Zülfü Livaneli’nin sondan bir önceki kitabı “Huzursuzluk”u bitirdikten sonra onun sadık bir okuru olarak aklıma ilk olarak şu soru gelmişti:

-Ezidi trajedisinin üzerine çıkabilecek bir başka kitap daha nasıl ve ne zaman yazılabilir ki?

Ben daha o kitabın etkisinden kurtulamamışken Livaneli’den bir kitap daha geldi: Elia ile Yolculuk.

Zülfü Ağabey, -okurlarından daha hızlı idi- Elia Kazan ile olan dostluğunu New York’ta başlayıp Kayseri’de sona eren bir yolculuk içinde olağanüstü bir akıcılıkta, kütüphaneler dolusu bilgiyle harmanlayarak ve bir sonraki sayfada acaba ne var merakıyla soluksuz okuttuğu bir eseri daha sessizce kitapçı raflarına bıraktı.

Kitap temmuz ayının ilk günlerinde kitapçılara ulaştığında ne bir ilan ne de bir söyleşi çıkmıştı gazetelerde.

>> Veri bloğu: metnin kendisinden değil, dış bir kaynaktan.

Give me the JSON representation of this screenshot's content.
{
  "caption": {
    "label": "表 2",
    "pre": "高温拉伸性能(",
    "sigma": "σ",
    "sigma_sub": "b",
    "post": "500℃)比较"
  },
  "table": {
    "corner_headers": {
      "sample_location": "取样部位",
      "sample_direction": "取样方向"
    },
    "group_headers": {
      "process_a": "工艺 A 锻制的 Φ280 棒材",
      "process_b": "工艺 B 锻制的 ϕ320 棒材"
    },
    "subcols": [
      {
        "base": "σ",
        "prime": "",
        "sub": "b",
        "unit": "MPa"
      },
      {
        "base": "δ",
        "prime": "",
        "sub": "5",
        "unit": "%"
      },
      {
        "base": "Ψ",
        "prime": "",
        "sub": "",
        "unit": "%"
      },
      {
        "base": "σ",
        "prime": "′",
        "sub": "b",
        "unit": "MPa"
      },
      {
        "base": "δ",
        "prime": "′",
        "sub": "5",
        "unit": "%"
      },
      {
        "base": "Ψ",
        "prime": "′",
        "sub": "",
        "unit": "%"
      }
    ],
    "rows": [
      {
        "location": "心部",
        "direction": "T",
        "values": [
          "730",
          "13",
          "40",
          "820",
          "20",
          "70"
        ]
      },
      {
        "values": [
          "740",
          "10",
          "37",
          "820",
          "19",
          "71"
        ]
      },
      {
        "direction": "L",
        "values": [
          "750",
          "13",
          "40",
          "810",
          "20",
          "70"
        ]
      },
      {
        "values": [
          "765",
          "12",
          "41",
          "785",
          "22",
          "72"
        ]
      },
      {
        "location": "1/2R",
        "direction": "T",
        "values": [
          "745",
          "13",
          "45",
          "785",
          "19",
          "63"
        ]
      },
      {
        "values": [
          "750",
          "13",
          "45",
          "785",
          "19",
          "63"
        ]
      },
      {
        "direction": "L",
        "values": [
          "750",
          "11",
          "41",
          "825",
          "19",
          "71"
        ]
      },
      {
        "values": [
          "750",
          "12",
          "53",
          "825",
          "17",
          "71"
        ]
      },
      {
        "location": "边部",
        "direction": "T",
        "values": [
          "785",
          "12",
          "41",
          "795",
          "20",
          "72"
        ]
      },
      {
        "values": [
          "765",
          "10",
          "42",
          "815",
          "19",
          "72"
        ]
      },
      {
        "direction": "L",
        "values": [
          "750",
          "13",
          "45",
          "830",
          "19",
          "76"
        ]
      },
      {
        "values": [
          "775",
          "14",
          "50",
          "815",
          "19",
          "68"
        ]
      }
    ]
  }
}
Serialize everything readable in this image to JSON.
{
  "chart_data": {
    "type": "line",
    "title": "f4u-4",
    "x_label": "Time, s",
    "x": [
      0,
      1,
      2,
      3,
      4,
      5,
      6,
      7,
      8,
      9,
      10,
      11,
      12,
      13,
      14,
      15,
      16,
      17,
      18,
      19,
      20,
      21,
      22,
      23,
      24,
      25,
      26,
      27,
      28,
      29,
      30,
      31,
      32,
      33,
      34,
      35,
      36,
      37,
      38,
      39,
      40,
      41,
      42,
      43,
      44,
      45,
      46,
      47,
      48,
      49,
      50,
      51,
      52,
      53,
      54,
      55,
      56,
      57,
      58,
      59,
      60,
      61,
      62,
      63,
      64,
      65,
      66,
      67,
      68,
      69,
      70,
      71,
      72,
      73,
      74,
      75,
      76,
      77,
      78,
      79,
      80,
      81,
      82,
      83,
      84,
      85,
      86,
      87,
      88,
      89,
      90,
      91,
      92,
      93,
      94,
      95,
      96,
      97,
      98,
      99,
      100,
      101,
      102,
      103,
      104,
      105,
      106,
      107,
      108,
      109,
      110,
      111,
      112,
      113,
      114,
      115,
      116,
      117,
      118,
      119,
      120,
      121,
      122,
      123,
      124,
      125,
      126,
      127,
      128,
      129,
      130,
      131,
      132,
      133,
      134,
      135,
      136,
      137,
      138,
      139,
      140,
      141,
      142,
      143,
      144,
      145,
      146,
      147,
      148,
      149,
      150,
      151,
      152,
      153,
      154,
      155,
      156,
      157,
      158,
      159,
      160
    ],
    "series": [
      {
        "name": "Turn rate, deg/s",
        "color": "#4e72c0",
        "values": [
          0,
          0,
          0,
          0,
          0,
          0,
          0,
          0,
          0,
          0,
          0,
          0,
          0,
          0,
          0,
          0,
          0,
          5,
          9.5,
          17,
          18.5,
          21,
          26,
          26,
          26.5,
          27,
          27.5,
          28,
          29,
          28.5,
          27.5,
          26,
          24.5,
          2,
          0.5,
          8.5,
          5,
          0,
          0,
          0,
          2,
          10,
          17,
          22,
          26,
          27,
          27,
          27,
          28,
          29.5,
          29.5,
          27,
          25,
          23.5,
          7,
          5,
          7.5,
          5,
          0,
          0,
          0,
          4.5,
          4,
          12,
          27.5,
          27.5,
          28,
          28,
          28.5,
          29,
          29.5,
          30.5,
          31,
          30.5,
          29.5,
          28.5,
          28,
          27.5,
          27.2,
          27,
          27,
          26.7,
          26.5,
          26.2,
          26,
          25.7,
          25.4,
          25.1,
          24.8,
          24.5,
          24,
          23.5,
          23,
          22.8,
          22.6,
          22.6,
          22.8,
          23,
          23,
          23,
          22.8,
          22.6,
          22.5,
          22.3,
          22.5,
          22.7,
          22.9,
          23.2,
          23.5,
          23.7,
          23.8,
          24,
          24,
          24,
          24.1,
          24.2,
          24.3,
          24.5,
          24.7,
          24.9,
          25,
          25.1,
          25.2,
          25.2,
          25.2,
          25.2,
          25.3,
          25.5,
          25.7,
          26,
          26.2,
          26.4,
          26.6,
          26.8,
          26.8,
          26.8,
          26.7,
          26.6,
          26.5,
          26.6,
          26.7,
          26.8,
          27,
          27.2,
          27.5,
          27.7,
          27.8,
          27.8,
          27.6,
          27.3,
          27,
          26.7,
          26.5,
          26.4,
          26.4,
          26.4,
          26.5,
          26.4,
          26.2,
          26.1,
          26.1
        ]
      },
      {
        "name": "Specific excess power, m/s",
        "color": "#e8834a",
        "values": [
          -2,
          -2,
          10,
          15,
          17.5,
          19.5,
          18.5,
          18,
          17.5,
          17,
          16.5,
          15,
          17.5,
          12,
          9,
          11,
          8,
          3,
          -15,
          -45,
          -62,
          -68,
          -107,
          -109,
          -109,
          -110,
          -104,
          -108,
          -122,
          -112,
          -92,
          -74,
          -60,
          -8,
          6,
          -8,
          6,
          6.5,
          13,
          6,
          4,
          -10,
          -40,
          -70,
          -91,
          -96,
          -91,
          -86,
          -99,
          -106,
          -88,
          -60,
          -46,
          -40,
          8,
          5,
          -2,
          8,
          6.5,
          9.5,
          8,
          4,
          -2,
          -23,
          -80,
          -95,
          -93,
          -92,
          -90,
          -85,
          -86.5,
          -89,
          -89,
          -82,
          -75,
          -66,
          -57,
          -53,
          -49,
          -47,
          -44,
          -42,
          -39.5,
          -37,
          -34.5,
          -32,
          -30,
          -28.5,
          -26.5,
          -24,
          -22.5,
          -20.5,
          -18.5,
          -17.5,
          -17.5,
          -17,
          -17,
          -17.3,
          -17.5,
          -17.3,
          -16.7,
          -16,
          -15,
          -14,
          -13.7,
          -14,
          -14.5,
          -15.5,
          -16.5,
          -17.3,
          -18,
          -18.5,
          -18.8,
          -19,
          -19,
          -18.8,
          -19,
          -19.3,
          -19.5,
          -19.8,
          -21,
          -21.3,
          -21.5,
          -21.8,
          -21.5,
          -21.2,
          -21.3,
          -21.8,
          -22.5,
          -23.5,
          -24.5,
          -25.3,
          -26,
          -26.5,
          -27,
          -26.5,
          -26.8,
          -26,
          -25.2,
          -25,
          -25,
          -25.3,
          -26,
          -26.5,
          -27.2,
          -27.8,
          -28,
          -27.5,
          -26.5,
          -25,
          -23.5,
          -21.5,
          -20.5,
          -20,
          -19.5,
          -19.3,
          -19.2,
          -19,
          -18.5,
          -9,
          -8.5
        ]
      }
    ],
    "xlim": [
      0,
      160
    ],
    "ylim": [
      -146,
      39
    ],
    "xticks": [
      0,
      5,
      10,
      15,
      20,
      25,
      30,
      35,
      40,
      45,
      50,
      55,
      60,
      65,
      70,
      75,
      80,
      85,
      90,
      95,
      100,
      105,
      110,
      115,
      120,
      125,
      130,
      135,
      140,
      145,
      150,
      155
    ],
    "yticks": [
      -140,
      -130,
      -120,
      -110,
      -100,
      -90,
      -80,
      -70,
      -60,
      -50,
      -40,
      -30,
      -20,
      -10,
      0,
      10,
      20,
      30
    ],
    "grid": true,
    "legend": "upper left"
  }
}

Kitabı “bitmesin” isteğiyle taksitli olarak sadece sabah işe giderken otobüste okuma kararı almıştım ki, akşama kitap bitti!

•••

Elia Kazan Kayserili bir Rum ailenin ABD’ye göç etmiş oğlu… Onun Anadolu’ya ait kökleri kitabın en başından itibaren kendini gösteriyor. Zülfü Livaneli New York’ta onu ziyarete gittiğinde, çalışma odasında Kazan’ı yüksek sesle klarnet kaseti dinlerken uyumuş halde buluyor!

İlerleyen bölümlerde ise daha ilgi çekici bilgiler veriyor:

“Elia’nın ‘Anadolu Gülüşü’ dediği ve halıcı babasından öğrendiği şey buydu işte: Sahte bir gülüş! Amerika Amerika adlı filminin ilk adı da Anadolu Gülüşü idi zaten…”

Kitap Elia ile yapılan yolculuğu anlatıyor anlatmasına ama o kadarla sınırlı değil. Bu yolculuğun içinde Zülfü Livaneli de var, Fatih Sultan Mehmet de, Stalin de…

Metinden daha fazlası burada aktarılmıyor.